Saturday, April 10, 2010

It's About More Than Tennis Now

Martina Navratilova's battle with breast cancer will give her more chances to do what she does best – inspire others.

The news that Martina Navratilova would be undergoing radiation treatments for a non-invasive breast cancer known as D.C.I.S. came as a shock to many who saw the legendary superstar as an invincible woman, more akin to Wonder Woman than other mere mortals who are prone to real suffering.

But, in typical Martina fashion, the 53-year-old Navratilova is determined not only to beat the disease - she also wants to ensure that she does her part to inform other women on the ins and outs of it.

If this comes as a surprise, it shouldn’t.

Martina Navratilova has overcome her fair share of challenges. Her defection from the ironclad grips of communist era Czechoslovakia at the age of eighteen was only the first in a long litany of personal and public triumphs, each of which was fostered by her quintessential character – that difficult to fathom courage and conviction that seems to be ingrained in her very being.

At an age when many players are on the downslope of their careers, Martina blossomed, both as an athlete and as a person. Possessing only three major singles titles at twenty-five, she subsequently entered into a period of unprecedented domination in the women's game.

At the forefront of a revolution in personal fitness (aided by her partnership with basketball pro Nancy Lieberman), Martina transformed herself from simply great to utterly invincible. Recording seasonal records of 86-1, 78-2, 90-3, and 89-3, and winning six consecutive Grand-Slam titles during a stretch in 1983 and 1984, are just a sample of her feats (it’s a pretty impressive body of work that might take you a few hours to digest).

But anyone who attempts to summarize the highlights of Martina's tennis career would be remiss to not mention her equally impressive achievements as an activist, spokesperson, and role model.
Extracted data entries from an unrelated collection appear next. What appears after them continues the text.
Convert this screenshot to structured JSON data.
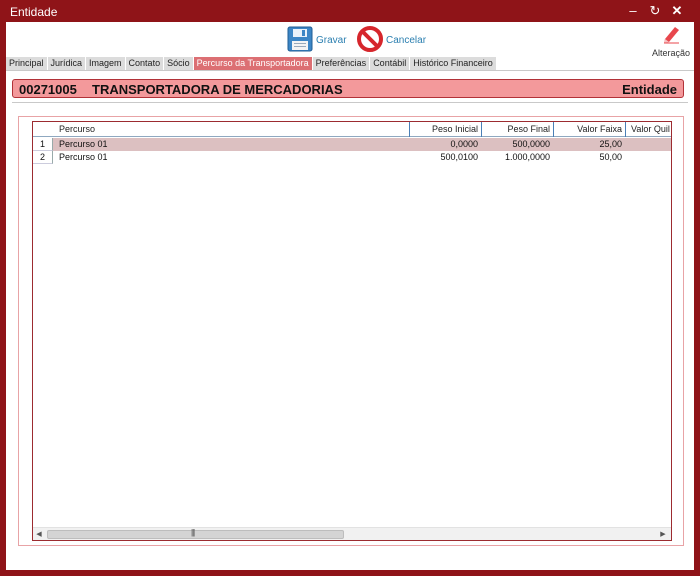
{
  "window": {
    "title": "Entidade",
    "controls": {
      "minimize": "–",
      "restore": "↻",
      "close": "✕"
    }
  },
  "toolbar": {
    "save_label": "Gravar",
    "cancel_label": "Cancelar",
    "mode_label": "Alteração"
  },
  "tabs": [
    {
      "label": "Principal",
      "active": false
    },
    {
      "label": "Jurídica",
      "active": false
    },
    {
      "label": "Imagem",
      "active": false
    },
    {
      "label": "Contato",
      "active": false
    },
    {
      "label": "Sócio",
      "active": false
    },
    {
      "label": "Percurso da Transportadora",
      "active": true
    },
    {
      "label": "Preferências",
      "active": false
    },
    {
      "label": "Contábil",
      "active": false
    },
    {
      "label": "Histórico Financeiro",
      "active": false
    }
  ],
  "entity": {
    "code": "00271005",
    "name": "TRANSPORTADORA DE MERCADORIAS",
    "kind": "Entidade"
  },
  "grid": {
    "columns": [
      "Percurso",
      "Peso Inicial",
      "Peso Final",
      "Valor Faixa",
      "Valor Quil"
    ],
    "rows": [
      {
        "num": "1",
        "percurso": "Percurso 01",
        "peso_inicial": "0,0000",
        "peso_final": "500,0000",
        "valor_faixa": "25,00",
        "valor_quil": "",
        "selected": true
      },
      {
        "num": "2",
        "percurso": "Percurso 01",
        "peso_inicial": "500,0100",
        "peso_final": "1.000,0000",
        "valor_faixa": "50,00",
        "valor_quil": "",
        "selected": false
      }
    ],
    "scroll": {
      "left_arrow": "◀",
      "right_arrow": "▶",
      "grip": "|||"
    }
  },
  "colors": {
    "window_frame": "#8f1418",
    "active_tab": "#dc6f73",
    "entity_header_bg": "#f3999b",
    "selected_row": "#dcc0c1",
    "link_blue": "#2b7fb0"
  }
}
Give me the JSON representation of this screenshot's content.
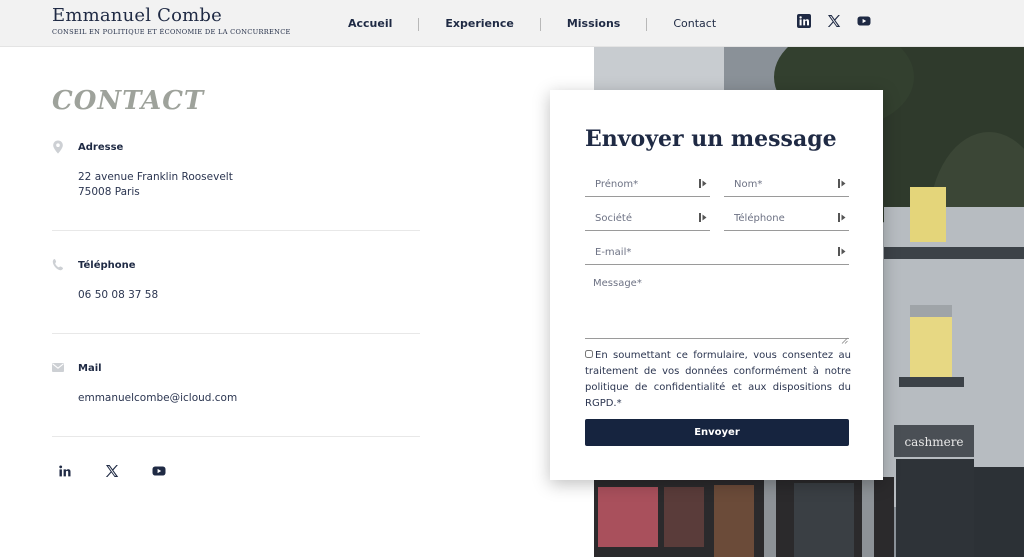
{
  "header": {
    "logo_name": "Emmanuel Combe",
    "logo_tagline": "CONSEIL EN POLITIQUE ET ÉCONOMIE DE LA CONCURRENCE",
    "nav": [
      {
        "label": "Accueil"
      },
      {
        "label": "Experience"
      },
      {
        "label": "Missions"
      },
      {
        "label": "Contact"
      }
    ],
    "social": [
      "linkedin-icon",
      "x-icon",
      "youtube-icon"
    ]
  },
  "contact": {
    "title": "CONTACT",
    "address": {
      "label": "Adresse",
      "value": "22 avenue Franklin Roosevelt\n75008 Paris",
      "icon": "location-pin-icon"
    },
    "phone": {
      "label": "Téléphone",
      "value": "06 50 08 37 58",
      "icon": "phone-icon"
    },
    "mail": {
      "label": "Mail",
      "value": "emmanuelcombe@icloud.com",
      "icon": "mail-icon"
    }
  },
  "form": {
    "title": "Envoyer un message",
    "firstname_placeholder": "Prénom*",
    "lastname_placeholder": "Nom*",
    "company_placeholder": "Société",
    "phone_placeholder": "Téléphone",
    "email_placeholder": "E-mail*",
    "message_placeholder": "Message*",
    "consent_text": "En soumettant ce formulaire, vous consentez au traitement de vos données conformément à notre politique de confidentialité et aux dispositions du RGPD.*",
    "submit_label": "Envoyer"
  },
  "colors": {
    "navy": "#1f2a44",
    "button": "#16243f",
    "title_gray": "#9ea29b",
    "header_bg": "#f2f2f2"
  }
}
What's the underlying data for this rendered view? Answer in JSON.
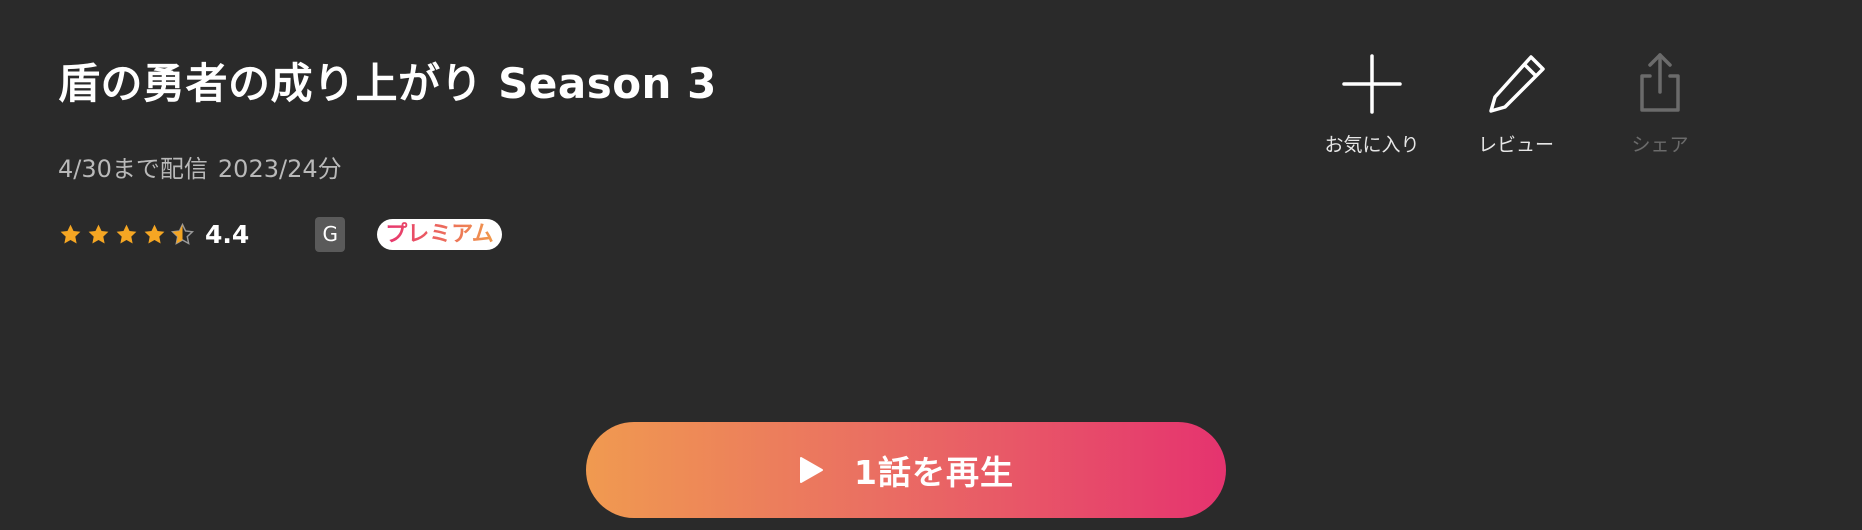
{
  "title": "盾の勇者の成り上がり Season 3",
  "meta": {
    "availability": "4/30まで配信",
    "year_duration": "2023/24分"
  },
  "rating": {
    "value": "4.4",
    "stars": 4.5,
    "star_color": "#f5a623",
    "empty_star_color": "#9a9a9a"
  },
  "age_rating": "G",
  "premium_label": "プレミアム",
  "actions": {
    "favorite": {
      "label": "お気に入り",
      "icon": "plus-icon"
    },
    "review": {
      "label": "レビュー",
      "icon": "pencil-icon"
    },
    "share": {
      "label": "シェア",
      "icon": "share-icon",
      "disabled": true
    }
  },
  "play": {
    "label": "1話を再生",
    "icon": "play-icon",
    "gradient": [
      "#f09a50",
      "#e5336f"
    ]
  }
}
For each of Navratilova’s on-court achievements there always seems to be an equally impressive and humane effort taking place off the court.

Perhaps most notable are her contributions to gay rights. As Navratilova was coming into her own as a player, she was also becoming the first professional athlete to come out as openly gay while she was at the pinnacle of the sport. In spite of the financial losses she would inevitably incur due to lost sponsorship deals, and a loss of mainstream support, Martina was outspoken, and determined to do her part in ending age-old prejudices that were commonplace in the sporting world and across society. Responsible for expanding the dialogue on issues of sexuality and gender in sports, Navratilova continues to be involved with various charities that benefit a plethora of needy causes.
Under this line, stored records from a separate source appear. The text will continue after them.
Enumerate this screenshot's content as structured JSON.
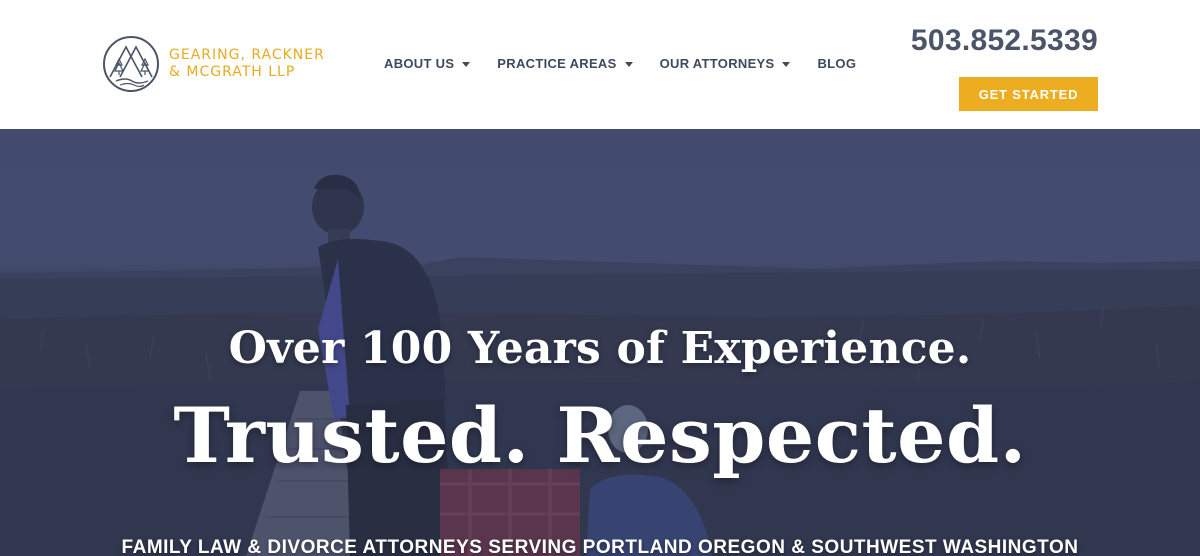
{
  "brand": {
    "line1": "GEARING, RACKNER",
    "line2": "& MCGRATH LLP",
    "accent_color": "#edad21",
    "logo_icon": "mountain-trees-river-icon"
  },
  "nav": {
    "items": [
      {
        "label": "ABOUT US",
        "has_dropdown": true
      },
      {
        "label": "PRACTICE AREAS",
        "has_dropdown": true
      },
      {
        "label": "OUR ATTORNEYS",
        "has_dropdown": true
      },
      {
        "label": "BLOG",
        "has_dropdown": false
      }
    ]
  },
  "contact": {
    "phone": "503.852.5339",
    "cta_label": "GET STARTED"
  },
  "hero": {
    "line1": "Over 100 Years of Experience.",
    "line2": "Trusted. Respected.",
    "line3": "FAMILY LAW & DIVORCE ATTORNEYS SERVING PORTLAND OREGON & SOUTHWEST WASHINGTON"
  }
}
More recently, Navratilova has embraced the role of being AARP's health and fitness ambassador. It is a natural role for the 53-year-old, given that she was an inspiration to millions when she won her last Grand-Slam mixed doubles title at the age of 49.
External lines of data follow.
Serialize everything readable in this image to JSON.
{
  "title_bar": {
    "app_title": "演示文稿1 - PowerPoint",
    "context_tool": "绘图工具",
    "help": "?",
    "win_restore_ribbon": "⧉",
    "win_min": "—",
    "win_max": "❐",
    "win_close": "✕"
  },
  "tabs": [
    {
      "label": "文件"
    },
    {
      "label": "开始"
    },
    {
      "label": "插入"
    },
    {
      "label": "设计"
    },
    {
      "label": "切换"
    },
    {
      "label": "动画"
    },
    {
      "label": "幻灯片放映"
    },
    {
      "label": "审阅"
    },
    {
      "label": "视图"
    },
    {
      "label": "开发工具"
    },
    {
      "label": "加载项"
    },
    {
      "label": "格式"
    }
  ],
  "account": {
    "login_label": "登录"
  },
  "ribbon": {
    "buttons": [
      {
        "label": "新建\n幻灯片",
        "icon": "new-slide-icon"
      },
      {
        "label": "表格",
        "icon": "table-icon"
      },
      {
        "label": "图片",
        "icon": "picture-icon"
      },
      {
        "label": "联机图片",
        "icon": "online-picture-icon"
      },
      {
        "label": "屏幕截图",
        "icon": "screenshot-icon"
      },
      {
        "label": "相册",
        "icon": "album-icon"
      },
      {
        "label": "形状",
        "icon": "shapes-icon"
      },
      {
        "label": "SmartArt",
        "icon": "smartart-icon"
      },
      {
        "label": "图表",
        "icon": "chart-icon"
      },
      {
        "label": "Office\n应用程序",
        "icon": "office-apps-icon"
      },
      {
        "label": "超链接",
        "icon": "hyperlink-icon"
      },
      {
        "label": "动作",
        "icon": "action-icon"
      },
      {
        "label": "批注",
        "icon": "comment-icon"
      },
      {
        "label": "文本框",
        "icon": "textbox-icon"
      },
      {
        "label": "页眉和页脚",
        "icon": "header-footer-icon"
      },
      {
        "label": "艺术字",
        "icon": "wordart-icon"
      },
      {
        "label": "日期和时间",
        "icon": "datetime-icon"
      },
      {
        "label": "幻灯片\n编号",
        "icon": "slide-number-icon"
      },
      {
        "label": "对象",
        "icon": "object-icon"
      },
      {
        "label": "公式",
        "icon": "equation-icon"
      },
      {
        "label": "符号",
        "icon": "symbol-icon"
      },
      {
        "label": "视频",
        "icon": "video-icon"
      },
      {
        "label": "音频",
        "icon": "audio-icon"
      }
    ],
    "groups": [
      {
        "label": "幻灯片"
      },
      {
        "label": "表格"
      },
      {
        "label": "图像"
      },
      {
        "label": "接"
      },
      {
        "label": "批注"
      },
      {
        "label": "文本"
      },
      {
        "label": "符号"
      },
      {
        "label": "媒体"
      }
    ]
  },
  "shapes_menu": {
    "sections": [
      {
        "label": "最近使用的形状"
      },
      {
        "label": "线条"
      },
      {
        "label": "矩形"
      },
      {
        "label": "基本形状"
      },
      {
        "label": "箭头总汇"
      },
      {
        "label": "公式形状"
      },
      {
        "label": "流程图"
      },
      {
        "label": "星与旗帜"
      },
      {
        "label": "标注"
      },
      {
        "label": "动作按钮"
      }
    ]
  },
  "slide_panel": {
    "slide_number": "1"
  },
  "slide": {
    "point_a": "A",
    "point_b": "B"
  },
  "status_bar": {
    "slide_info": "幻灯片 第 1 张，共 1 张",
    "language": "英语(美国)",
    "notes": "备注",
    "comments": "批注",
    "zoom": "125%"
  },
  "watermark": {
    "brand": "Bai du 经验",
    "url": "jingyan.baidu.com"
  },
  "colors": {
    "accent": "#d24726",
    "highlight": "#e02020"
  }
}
Even today, as she struggles to come to grips with her cancer diagnosis while trying to balance her personal and professional obligations (she’ll undergo radiation treatment in Paris, while simultaneously commentating on the French Open for Tennis Channel), Martina is finding the strength to use her influence to inspire and enlighten other women.

As the news of her illness broke Wednesday, there was a palpable feeling that Martina is a woman whose greatest victory has yet to be won.

True to form, she decided to go public with her diagnosis and the details of her cancer (not sparing us the unimpressive fact that she went four years between routine mammograms) in order to raise awareness and continue serving a beacon of light to those in need.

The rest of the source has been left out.